New Turkish Central Bank Governor says determined to maintain monetary tightness until inflation falls to target
The new Governor of the Turkey’s Central Bank, Fatih Karahan, has said in a press statement that they would maintain “the necessary monetary tightness” until inflation falls to targeted levels. “We stand ready to act in case of any deterioration in the inflation outlook,” he added.
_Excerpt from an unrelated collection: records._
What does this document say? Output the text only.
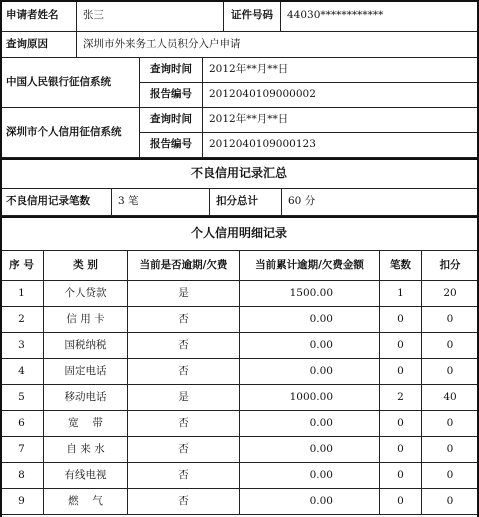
申请者姓名	张三	证件号码	44030************
查询原因	深圳市外来务工人员积分入户申请
中国人民银行征信系统
查询时间	2012年**月**日
报告编号	2012040109000002
深圳市个人信用征信系统
查询时间	2012年**月**日
报告编号	2012040109000123
不良信用记录汇总
不良信用记录笔数	3 笔	扣分总计	60 分
个人信用明细记录
序 号	类 别	当前是否逾期/欠费	当前累计逾期/欠费金额	笔数	扣分
1	个人贷款	是	1500.00	1	20
2	信 用 卡	否	0.00	0	0
3	国税纳税	否	0.00	0	0
4	固定电话	否	0.00	0	0
5	移动电话	是	1000.00	2	40
6	宽　 带	否	0.00	0	0
7	自 来 水	否	0.00	0	0
8	有线电视	否	0.00	0	0
9	燃　 气	否	0.00	0	0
After the last policy rate hike at the end of January, the bank signalled halting of monetary tightening cycle under Hafize Gaye Erkan's governorship.
Duvar English
Fatih Karahan, the recently appointed Governor of the Turkey’ Central Bank, on Feb. 4 stated that they were “determined” to maintain “the necessary monetary tightness” until inflation falls to targeted levels.
In a press statement, Karahan said their main objective and priority “is to achieve price stability.”
Continuing their efforts “to ensure disinflation,” Karahan noted they “stand ready to act in case of any deterioration in the inflation outlook.”
President Recep Tayyip Erdoğan on Feb. 2 appointed Central Bank Deputy Governor Fatih Karahan as the new chief hours after former Governor Hafize Gaye Erkan's resignation.
Under Erkan's governorship, the bank said after the last policy rate hike in January that they attained the necessary monetary tightness for disinflation and would maintain the 45 percent level as long as needed.
Since Hafize Gaye Erkan took office in June 2023, Turkey’s Central Bank moved course from previous unorthodox economic policies of slashing interest rates, which plunged the country into heavy currency deprecation, low reserves, and skyrocketing inflation.
Since June 2023, the Central Bank has raised the policy rate by 3650 basis points from 8.5 percent to 45 percent.
Erkan on Feb. 2 resigned from her duty, citing "defamation campaign" against her and her family. Erkan said she was resigning to prevent her family from further harm.
The accusations included her father’s involvement in the bank, who allegedly acted as an unofficial manager at the bank, slapping and dismissing a central bank employee and allocating some of the bank’s social facilities to the family.